Marty looked up again and noticed a crowd gathering in the hallway. The kid was still screaming, so he hugged him tighter to his chest and placed his hand gently, yet firmly, on the back of his head to muffle the boy’s screams with his own body. Marty heard her before he saw her.
“Did you get him?” Jean Whitley asked no one in particular. She was rapidly making her way towards Marty, as the human barracuda continued to kick violently, trying to make a getaway. It was Marty’s partner, Jean, her face beet red and visibly upset.

As soon as she saw the kid was securely in his custody, she let out what he assumed could only be a sigh of relief.

Ignoring the boy for a brief second, she turned her attention towards Marty. “How’s the Captain? Is the surgery over?” she asked as she glanced toward the room full of Keals, who now had joined the other spectators in the hospital corridor.
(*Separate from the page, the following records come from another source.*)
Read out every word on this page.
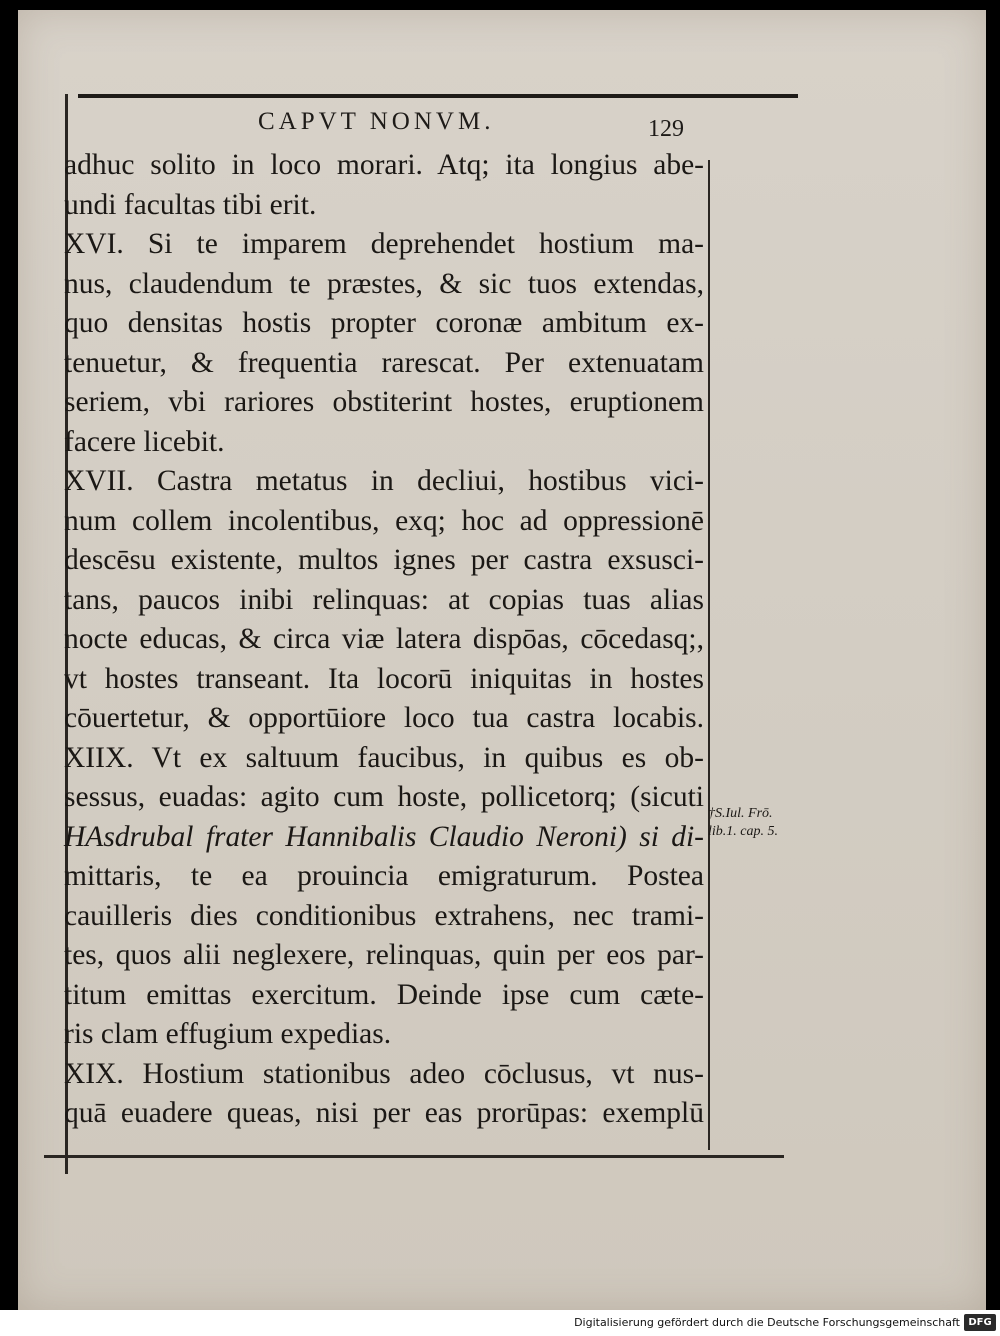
CAPVT NONVM.	129
adhuc solito in loco morari. Atq; ita longius abe-
undi facultas tibi erit.
XVI. Si te imparem deprehendet hostium ma-
nus, claudendum te præstes, & sic tuos extendas,
quo densitas hostis propter coronæ ambitum ex-
tenuetur, & frequentia rarescat. Per extenuatam
seriem, vbi rariores obstiterint hostes, eruptionem
facere licebit.
XVII. Castra metatus in decliui, hostibus vici-
num collem incolentibus, exq; hoc ad oppressionē
descēsu existente, multos ignes per castra exsusci-
tans, paucos inibi relinquas: at copias tuas alias
nocte educas, & circa viæ latera dispōas, cōcedasq;,
vt hostes transeant. Ita locorū iniquitas in hostes
cōuertetur, & opportūiore loco tua castra locabis.
XIIX. Vt ex saltuum faucibus, in quibus es ob-
sessus, euadas: agito cum hoste, pollicetorq; (sicuti
HAsdrubal frater Hannibalis Claudio Neroni) si di-
mittaris, te ea prouincia emigraturum. Postea
cauilleris dies conditionibus extrahens, nec trami-
tes, quos alii neglexere, relinquas, quin per eos par-
titum emittas exercitum. Deinde ipse cum cæte-
ris clam effugium expedias.
XIX. Hostium stationibus adeo cōclusus, vt nus-
quā euadere queas, nisi per eas prorūpas: exemplū
†S.Iul. Frō.
lib.1. cap. 5.
Digitalisierung gefördert durch die Deutsche Forschungsgemeinschaft DFG
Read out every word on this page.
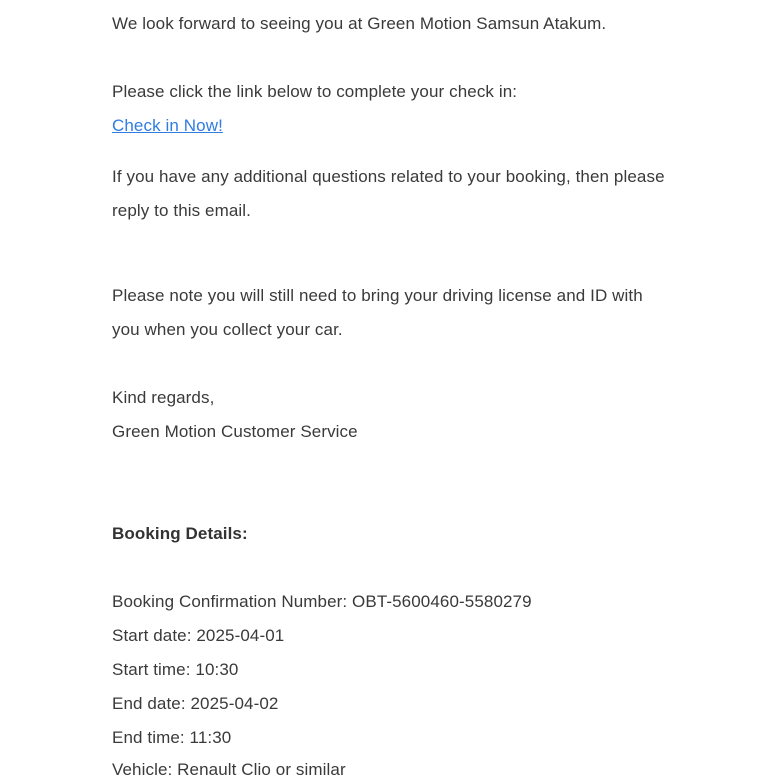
We look forward to seeing you at Green Motion Samsun Atakum.
Please click the link below to complete your check in:
Check in Now!
If you have any additional questions related to your booking, then please
reply to this email.
Please note you will still need to bring your driving license and ID with
you when you collect your car.
Kind regards,
Green Motion Customer Service
Booking Details:
Booking Confirmation Number: OBT-5600460-5580279
Start date: 2025-04-01
Start time: 10:30
End date: 2025-04-02
End time: 11:30
Vehicle: Renault Clio or similar
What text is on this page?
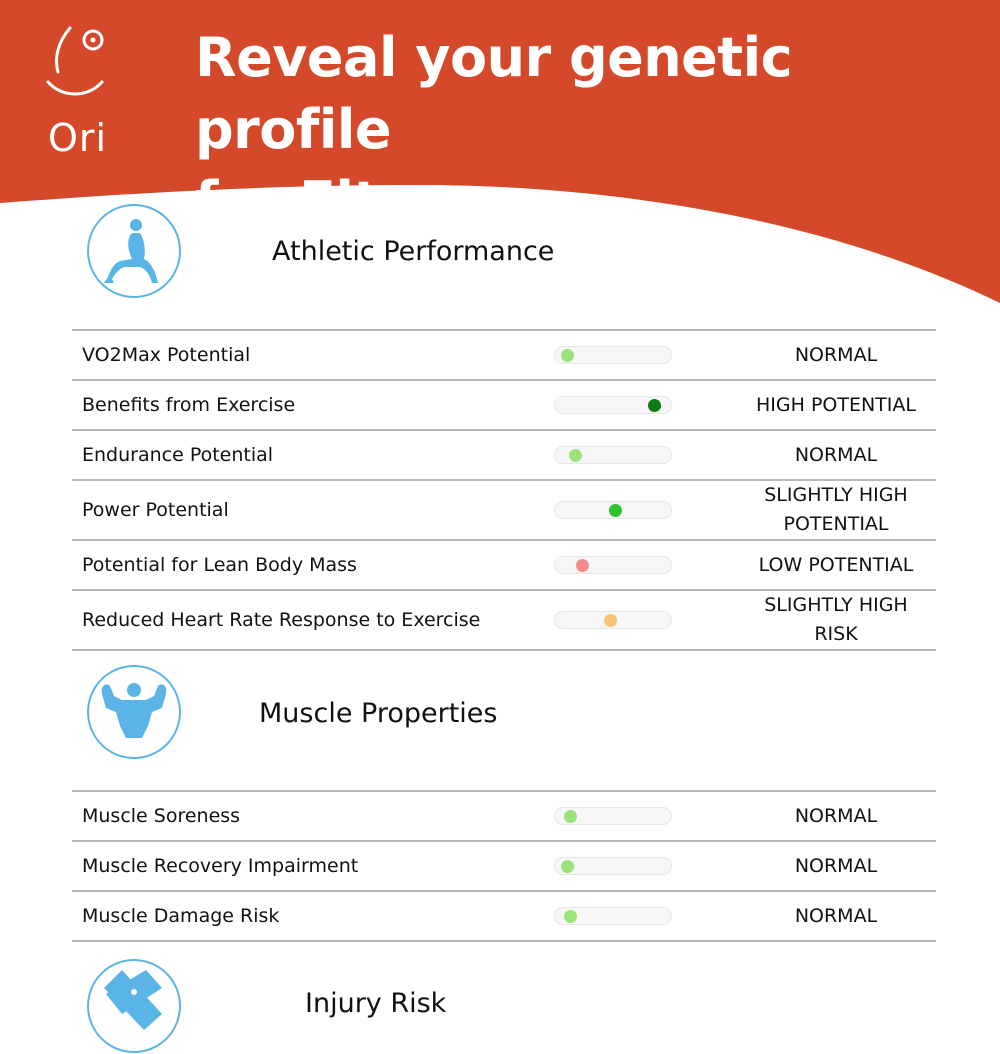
Ori
Reveal your genetic profile
for Fitness...
Athletic Performance
VO2Max Potential		NORMAL
Benefits from Exercise		HIGH POTENTIAL
Endurance Potential		NORMAL
Power Potential		SLIGHTLY HIGH
POTENTIAL

Potential for Lean Body Mass		LOW POTENTIAL
Reduced Heart Rate Response to Exercise		SLIGHTLY HIGH
RISK
Muscle Properties
Muscle Soreness		NORMAL
Muscle Recovery Impairment		NORMAL
Muscle Damage Risk		NORMAL
Injury Risk
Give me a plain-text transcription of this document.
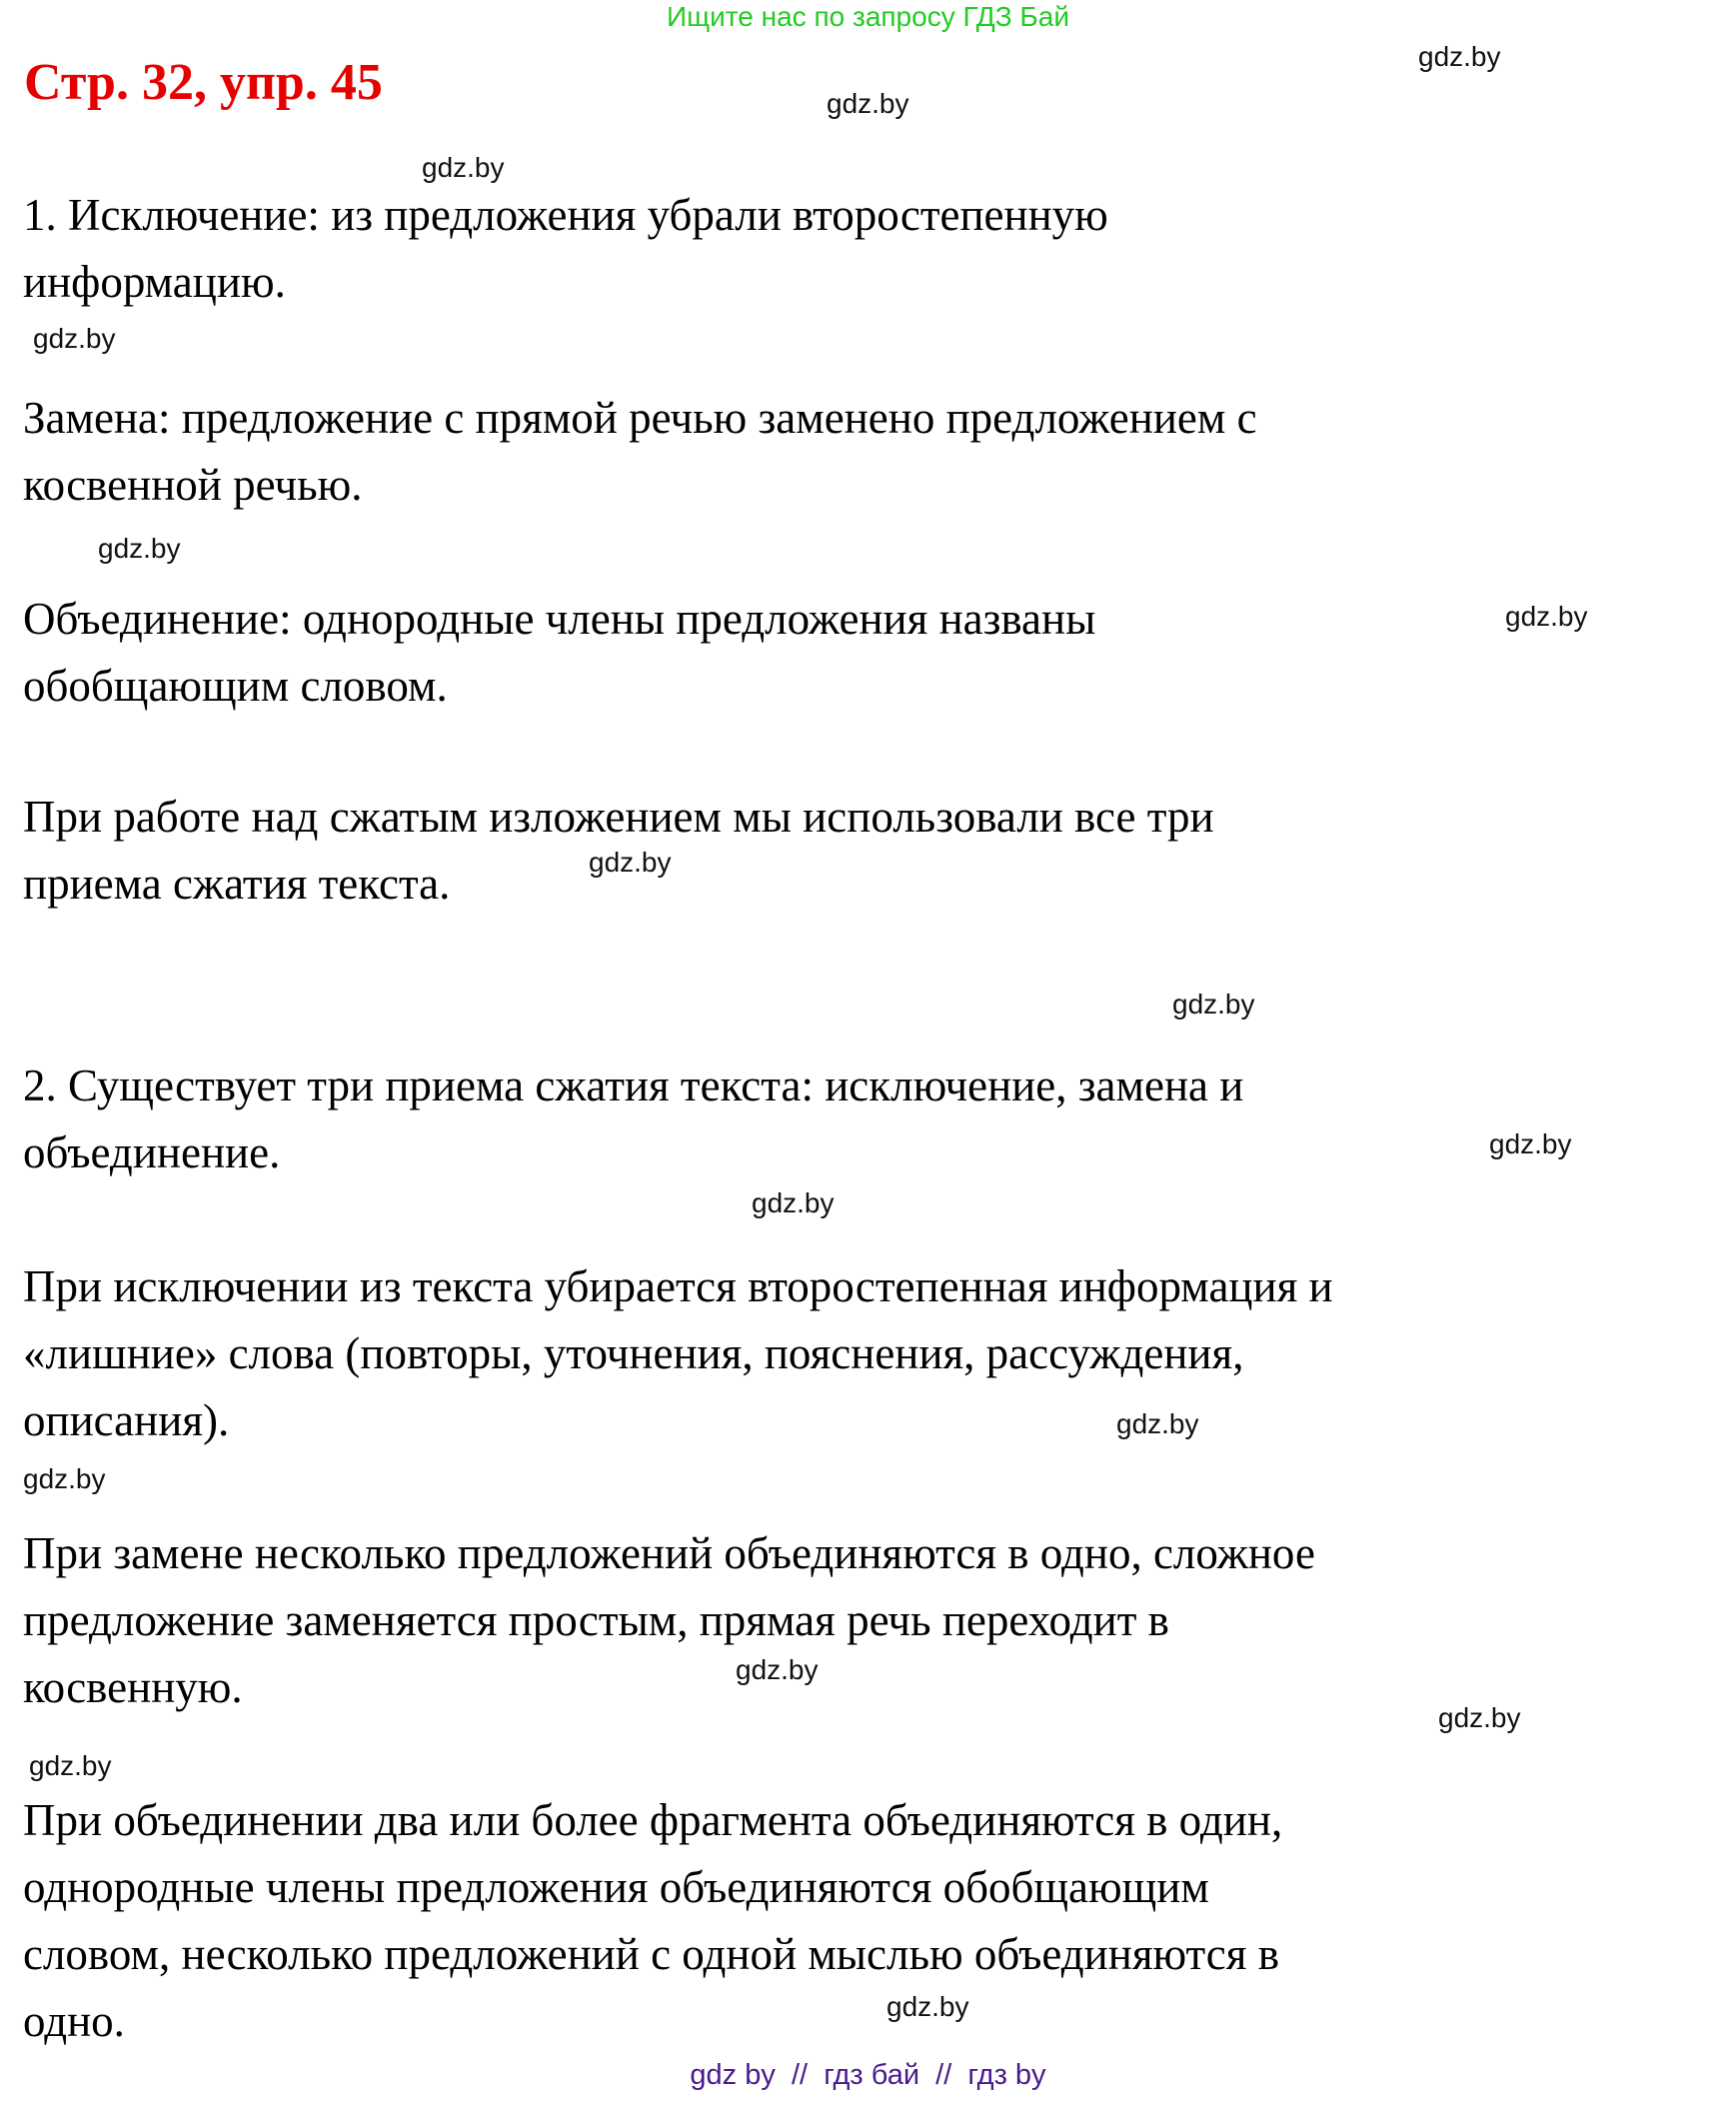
Ищите нас по запросу ГДЗ Бай
Стр. 32, упр. 45
1. Исключение: из предложения убрали второстепенную
информацию.
Замена: предложение с прямой речью заменено предложением с
косвенной речью.
Объединение: однородные члены предложения названы
обобщающим словом.
При работе над сжатым изложением мы использовали все три
приема сжатия текста.
2. Существует три приема сжатия текста: исключение, замена и
объединение.
При исключении из текста убирается второстепенная информация и
«лишние» слова (повторы, уточнения, пояснения, рассуждения,
описания).
При замене несколько предложений объединяются в одно, сложное
предложение заменяется простым, прямая речь переходит в
косвенную.
При объединении два или более фрагмента объединяются в один,
однородные члены предложения объединяются обобщающим
словом, несколько предложений с одной мыслью объединяются в
одно.
gdz.by
gdz.by
gdz.by
gdz.by
gdz.by
gdz.by
gdz.by
gdz.by
gdz.by
gdz.by
gdz.by
gdz.by
gdz.by
gdz.by
gdz.by
gdz.by
gdz by  //  гдз бай  //  гдз by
“He just came out of surgery.” Marty informed her as he tried to keep his precious package from escaping. “They think they got it all. What’s going on?” Marty changed the subject back to the boy who was still wiggling furiously in his arms.

Jean looked over at the attendants, who were still trying to catch their breath from the pursuit, and nodded. A female doctor arrived and exchanged a few words with Jean and the two men. From the corner of Marty’s eye, he saw the small hypodermic needle enter the upper part of the child’s thin arm. Within seconds, the struggling and screaming stopped and the little boy’s long and lean body fell limp in his arms. With a bit of reluctance, Marty handed him over to one of the men wearing a white coat. It must have been his training as a cop, but he made sure to take notice of the color of the man’s hair: black; the color of his eyes: brown; and his approximate height: five-foot-seven; and last but not least, his nametag, which read: Ken Lubin, with the initials LPN below it. If Marty was going to hand over his precious cargo, he wanted to know exactly who it was that was taking it from him.